Mantan Komisioner Komisi Pemilihan Umum (KPU) Sigit Pamungkas menilai pengelolaan partai politik seperti kapal selam. Maksudnya, kata dia, muncul saat tahun politik saja kemudian menghilang saat telah usai.

"Partai kayak kapal selam ya, muncul ketika pemilu, setelah pemilu tenggelam lagi enggak pernah mengurus," katanya dalam diskusi perspektif Indonesia dengan tema Pro Kontra Verifikasi Faktual Parpol, di Menteng, Jakarta Pusat, Sabtu (20/1).
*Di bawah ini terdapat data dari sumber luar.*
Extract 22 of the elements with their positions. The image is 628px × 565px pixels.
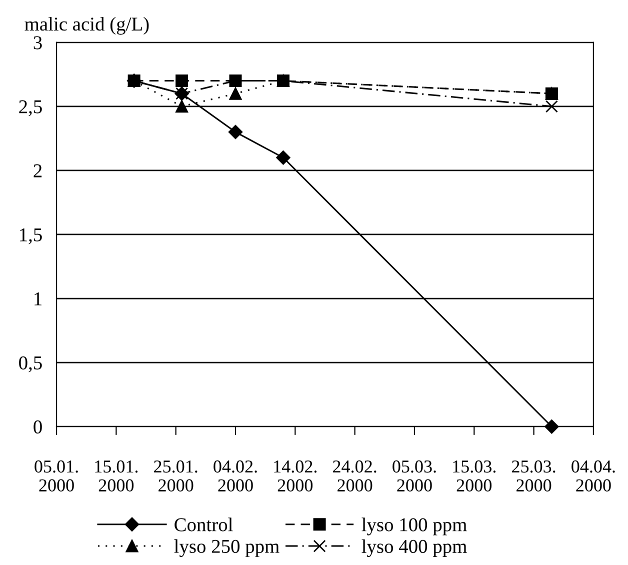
x-tick-label: 04.04. 2000 xyxy=(572,460,615,492)
legend-label: lyso 250 ppm xyxy=(174,539,280,557)
x-tick-label: 25.01. 2000 xyxy=(154,460,198,492)
y-tick-label: 0,5 xyxy=(19,356,42,372)
x-tick-label: 04.02. 2000 xyxy=(214,460,257,492)
x-tick-label: 05.03. 2000 xyxy=(392,460,436,492)
x-tick-label: 25.03. 2000 xyxy=(512,460,556,492)
x-tick-label: 15.01. 2000 xyxy=(95,460,138,492)
y-tick-label: 0 xyxy=(34,420,42,434)
legend-label: Control xyxy=(174,518,233,532)
x-tick-label: 05.01. 2000 xyxy=(34,460,78,492)
y-tick-label: 2,5 xyxy=(19,100,42,116)
legend-label: lyso 100 ppm xyxy=(362,518,467,536)
y-tick-label: 3 xyxy=(34,36,42,50)
x-tick-label: 24.02. 2000 xyxy=(333,460,376,492)
legend-label: lyso 400 ppm xyxy=(362,539,467,558)
y-tick-label: 2 xyxy=(34,164,42,178)
y-axis-title: malic acid (g/L) xyxy=(24,17,149,35)
y-tick-label: 1 xyxy=(34,292,42,306)
x-tick-label: 15.03. 2000 xyxy=(453,460,496,492)
y-tick-label: 1,5 xyxy=(20,228,42,244)
x-tick-label: 14.02. 2000 xyxy=(274,460,317,492)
Di sisi lain dia menilai partai hanya mementingkan kepengurusan keanggotaan di tingkat kabupaten atau kota. Sedangkan di tingkat kecamatan seolah terlupakan. Padahal dalam keputusan MK soal verifikasi faktual akan dilakukan sampai tingkat kecamatan.

"Pada kepengurusan di level kecamatan tahun 2014 verifikasi faktual itu tidak dilaksanakan waktu itu," jelasnya.

Di tingkat kecamatan dia juga mengakui partai politik seolah lepas tangan. Hal ini karena banyak infrastruktur keanggotaan di kecamatan tidak diperhatikan. Tentu ini menjadi tantangan untuk partai politik

"Sewa ruang untuk kantor tak murah, apalagi jika dikalikan dengan jumlah kecamatan. Saya juga tidak yakin partai politik mencatat anggotanya dengan rapi. Karenanya partai tak cukup siap verifikasi anggota di tingkat kecamatan, tetapi kabupaten mereka masih bisa pegang. Ini seperti partai kapal selam, muncul pas Pemilu. Ini jadi tantangan partai politik," kata Sigit.